Magari può sembrare facile per un personal brand come te, ma per un’azienda?
Smontiamo il teorema che l’azienda sia differente dall’imprenditore individuale. L’azienda è fatta da singole persone che singolarmente aprono gli schermi dei pc e guardano le cose, poi magari si riuniscono in conferenza sprecando il loro tempo con i propri manager, ma sono le singole persone che prendono le decisioni.
Riassumiamo in 5 punti
1. Come fare a intercettare coloro che su Internet stanno cercando, in questo momento, ciò che tu sei in grado di risolvere. È inutile avere milioni di visitatori, il traffico vale zero. Bisogna intercettare chi sta cercando ciò che tu offri. Il problema è se tu offri troppe cose diverse.
2. Come fare per aumentare la tua reputazione, la moneta corrente sul web per oggi e per il futuro. Quali sono i passo per distinguere chi vende fuffa da chi è veramente un esperto.
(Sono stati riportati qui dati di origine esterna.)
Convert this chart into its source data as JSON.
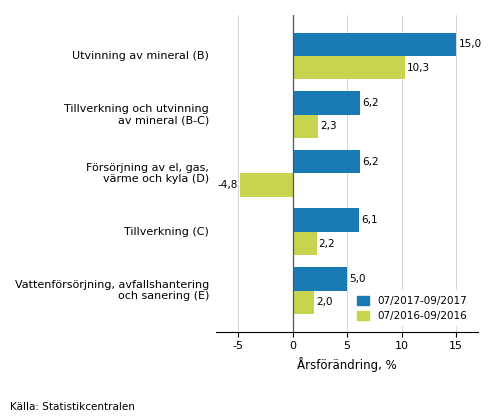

3. Come creare una comunità di fan appassionati che promuovono e fanno conoscere il tuo servizio ad altri a costo zero.
4. Come entrare in conversazione e dialogo, con i tuoi fan e con i tuoi lettori per poter ascoltare con attenzione tutti i loro consigli e soprattutto per intercettare i loro problemi, le loro esigenze.
5. Come valorizzare al massimo l’ascolto nelle conversazioni con i tuoi fan e clienti per creare prodotti e servizi su misura per loro, che ti aiutino ad aumentare il tuo fatturato.
Robin, ma perché sei andato a vivere in un’isola del Portogallo?
Avevo bisogno di stare in cima ad una montagna, in una casetta isolata dove non ci fossero distrazioni, telefoni che squillano e rompiscatole. Questo è il mio monastero dove sto preparando due libri.